Ma cosa è successo in quel periodo? Essenzialmente due cose: schock petrolifero e rivendicazioni salariali. Non ci si puo’ lamentare di eventi del genere, sono cose che succedono, forse, nel caso delle rivendicazioni, è persino giusto che succedano.
Solo una precisazione per evitare equivoci. Quando si parla di petrolio non si parla di quisquilie: il petrolio è in tutte le materie prime e in tutte le lavorazioni, fosse anche sotto forma di energia. Quando invece accenno alle rivendicazioni salariali non mi riferisco a uno che chiede l'aumento ma a veri blocchi della produzione, a un fenomeno esteso e a tratti contiguo persino al terrorismo.
Roba seria, quindi.
Come si reagisce in questi casi?: si cambia. O meglio, si innova. Questo dicono i manuali.
Come si è reagito invece?: svalutando la moneta e sussidiando in questo modo le imprese che continuavano così a fare quel che facevano prima. In più, per non avere guai con il sindacato, si è esternalizzato verso microimprese non sempre modello di efficienza.

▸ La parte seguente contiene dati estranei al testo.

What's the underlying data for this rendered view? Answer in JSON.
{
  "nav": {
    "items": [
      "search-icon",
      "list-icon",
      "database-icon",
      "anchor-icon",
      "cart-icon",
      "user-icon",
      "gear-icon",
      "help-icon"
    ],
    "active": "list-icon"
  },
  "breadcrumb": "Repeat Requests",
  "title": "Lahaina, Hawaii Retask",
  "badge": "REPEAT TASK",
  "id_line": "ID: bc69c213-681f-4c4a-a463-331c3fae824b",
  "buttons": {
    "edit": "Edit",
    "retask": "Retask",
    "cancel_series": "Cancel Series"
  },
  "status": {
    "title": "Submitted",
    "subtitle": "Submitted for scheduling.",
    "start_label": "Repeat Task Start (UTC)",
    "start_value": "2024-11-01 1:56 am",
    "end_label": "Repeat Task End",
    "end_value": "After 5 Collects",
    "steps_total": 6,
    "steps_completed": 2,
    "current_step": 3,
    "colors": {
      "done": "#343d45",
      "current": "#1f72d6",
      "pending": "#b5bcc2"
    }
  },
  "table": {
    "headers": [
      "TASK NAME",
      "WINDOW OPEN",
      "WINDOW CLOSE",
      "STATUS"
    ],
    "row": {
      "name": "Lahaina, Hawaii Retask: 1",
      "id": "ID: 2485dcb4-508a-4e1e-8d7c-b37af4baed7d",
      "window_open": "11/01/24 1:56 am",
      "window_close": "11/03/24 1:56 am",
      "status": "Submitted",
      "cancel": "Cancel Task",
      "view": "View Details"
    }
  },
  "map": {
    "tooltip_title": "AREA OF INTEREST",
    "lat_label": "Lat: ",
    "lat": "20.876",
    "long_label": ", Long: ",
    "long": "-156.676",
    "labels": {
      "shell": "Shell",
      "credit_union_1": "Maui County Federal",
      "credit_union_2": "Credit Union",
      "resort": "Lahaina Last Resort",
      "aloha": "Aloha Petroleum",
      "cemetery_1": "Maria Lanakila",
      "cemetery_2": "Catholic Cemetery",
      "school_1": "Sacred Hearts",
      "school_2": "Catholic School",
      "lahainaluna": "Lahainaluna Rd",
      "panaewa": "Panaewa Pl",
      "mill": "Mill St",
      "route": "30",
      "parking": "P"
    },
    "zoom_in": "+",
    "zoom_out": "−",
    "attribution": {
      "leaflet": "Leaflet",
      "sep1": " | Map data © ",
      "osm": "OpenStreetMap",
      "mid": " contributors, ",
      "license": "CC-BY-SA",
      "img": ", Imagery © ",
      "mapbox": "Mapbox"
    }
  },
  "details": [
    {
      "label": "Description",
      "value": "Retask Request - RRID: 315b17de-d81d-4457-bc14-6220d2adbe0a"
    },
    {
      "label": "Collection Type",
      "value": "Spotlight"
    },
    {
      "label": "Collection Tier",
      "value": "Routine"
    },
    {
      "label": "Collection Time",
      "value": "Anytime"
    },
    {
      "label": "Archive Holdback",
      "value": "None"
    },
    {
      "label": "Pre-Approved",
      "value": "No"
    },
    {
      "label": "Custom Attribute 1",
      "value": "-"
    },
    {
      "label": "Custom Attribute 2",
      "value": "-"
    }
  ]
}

Si tratta di soluzioni a breve respiro, e quando è subentrato il fiato corto si è ripiegato sul debito (gli anni ottanta del CAF).
Ma perché non si è seguita la via maestra? Perché la via maestra è dura: innovare significa distruggere gran parte di cio’ che esiste e intorno a cui abbiamo costruito la nostra vita.
Le ferite del cambiamento le conosciamo bene perché in passato abbiamo innovato pure noi. Nei decenni del boom (l’indice di produttività cresceva) abbiamo cambiato passando dai campi alla catena di montaggio, ma questo ha significato migrazione di massa dal Mezzogiorno, per esempio. Vi sembra un gioco da ragazzi migrare? Nemmeno “accogliere” lo è, figuratevi migrare. Il trauma è stato tale che ci si è costruita sopra buona parte della letteratura italiana dell'epoca, quasi a dire “mai più”. Le stesse parole usate per Auschwitz. Letteratura significa cultura, una cultura in buona parte anti-modernista. E’ chiaro allora perché un paese più ricco (e più bamboccione di prima) recalcitra di fronte ai nuovi cambiamenti? Uno si chiede: perché devo trasferirmi? perché devo riciclarmi? perché devo traslocare? perché devo reinventarmi? perché-perché-perché… Non si puo’ farne a meno? Non si puo’ rinviare? Vale per tutti questa perplessità, anche se per gli italiani un po’ di più.
Ma la consapevolezza di aver imboccato in precedenza delle scorciatoie c’era, tanto è vero che negli anni 90, complice una grave crisi che ha inaugurato il decennio, siamo “entrati in Europa”. Di fatto questa mossa esprimeva l’impegno, preso innanzitutto con noi stessi, a non “barare” più: basta con i mezzucci, basta con la svalutazione, basta con le baby pensioni, basta con la spesa pubblica per tamponare il malcontento, basta con il debito facile.
Non si puo’ dire che l’impegno sia stato mantenuto come era lecito attendersi, abbiamo sempre viaggiato sul filo del rasoio, e in più qualche errore per eccesso di rigorismo monetario – parere mio – è venuto anche dall’Europa.
Il governo attuale, devo ammetterlo, non mi piace molto, ma non perché sia al momento responsabile di qualcosa o abbia combinato chissà quali guai, non perché di fatto abbia cambiato radicalmente rotta rispetto al passato. Solo perché quando sogna nuove svalutazioni e nuovi debiti, quando agisce spronato dalla retorica “sovranista” non sembra ben consapevole della nostra storia passata e dell'origine dei nostri guai. In passato si faceva e non si diceva. Ora si fa e si dice! Ebbene, senza la dovuta consapevolezza, almeno quella!, i guai potrebbero aggravarsi.
In questi casi benedetta sia l’azione degli speculatori e la loro capacità di dare la sveglia anche agli smemorati, anche alle “belle addormentate” o “finte tonte” che siano.